Dopo i colloqui è finito il braccio di ferro tra i prigionieri repubblicani e le autorità della prigione di Maghaberry

Protesta repubblicana a MaghaberryI prigionieri si lamentavano per l’uso dello strip-search (perquisizioni corporali) e per il controllo dei movimenti.

Durante la Dirty Protest portata avanti dai prigionieri, alle guardie carcerarie sono stati offerti vestiti protettivi perché gli era stata lanciata addosso urina.

Un gruppo di mediatori, tra cui rappresentanti sindacali, hanno detto che i risultati dei colloqui rimarranno confidenziali.

Una dichiarazione recita: “Le discussioni erano sostenute dalle preoccupazioni per i diritti ed il benessere dei prigionieri, per la protezione della sicurezza delle guardie carcerarie ed il mantenimento dell’alta sicurezza della prigione di Maghaberry.

“Questo dialogo ha portato a un risultato positivo e a un accordo per far cessare la protesta presso la Roe House”.

Insieme all’Irish Congress of Trade Unions, il gruppo di mediatori comprendeva Creggan Enterprises da Derry e Dialogue Advisory Group da Amsterdam.

Difficoltà

Il risultato dei colloqui è stato accolto positivamente dal ministro della Giustizia David Ford.

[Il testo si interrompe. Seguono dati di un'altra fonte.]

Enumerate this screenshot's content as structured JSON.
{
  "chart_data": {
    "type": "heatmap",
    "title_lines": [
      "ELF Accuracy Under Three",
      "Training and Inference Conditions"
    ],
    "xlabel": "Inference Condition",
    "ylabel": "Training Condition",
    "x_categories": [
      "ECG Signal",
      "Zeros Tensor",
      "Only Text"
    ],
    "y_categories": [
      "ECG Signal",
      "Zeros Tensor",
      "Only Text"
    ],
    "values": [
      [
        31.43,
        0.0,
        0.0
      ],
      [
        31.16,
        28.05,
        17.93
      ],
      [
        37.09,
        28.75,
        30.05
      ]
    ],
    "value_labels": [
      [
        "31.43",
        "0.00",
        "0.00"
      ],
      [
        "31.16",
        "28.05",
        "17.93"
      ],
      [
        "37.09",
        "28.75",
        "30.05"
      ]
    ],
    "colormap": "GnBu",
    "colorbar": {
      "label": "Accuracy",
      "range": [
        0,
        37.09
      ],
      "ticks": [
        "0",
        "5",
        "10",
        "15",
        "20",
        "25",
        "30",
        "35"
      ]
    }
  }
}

Ha detto il ministro: “Il benessere e la sicurezza sia del personale che dei prigionieri sono stati centrali nelle discussioni e sono lieto che sia stato raggiunto un accordo che permetta una revisione delle sistemazioni e delle procedure, ma in nessun modo diluisce la sicurezza della prigione o di chi lavora e vive qui”.

Ha parlato di “processo difficile” e ha ringraziato i mediatori per i loro sforzi.

“Mi complimento anche con il personale della Roe House che negli ultimi tempi ha compiuto i propri compiti con dignità e professionalità.

“Un regime carcerario sicuro ed umano è il cuore di una «prigione sana» e il pieno rispetto di tutte le parti verso questo accordo porterà ad una stabilità duratura”.

Il braccio di ferro iniziò la domenica di Pasqua, quando 28 prigionieri si barricarano nella sala mensa e distrussero i bagni delle loro celle.

La scorsa settimana 100 contestatori marciarono da West Belfast fino al centro cittadino nell’ultima di una serie di marce compiute per evidenziare le cause dei prigionieri.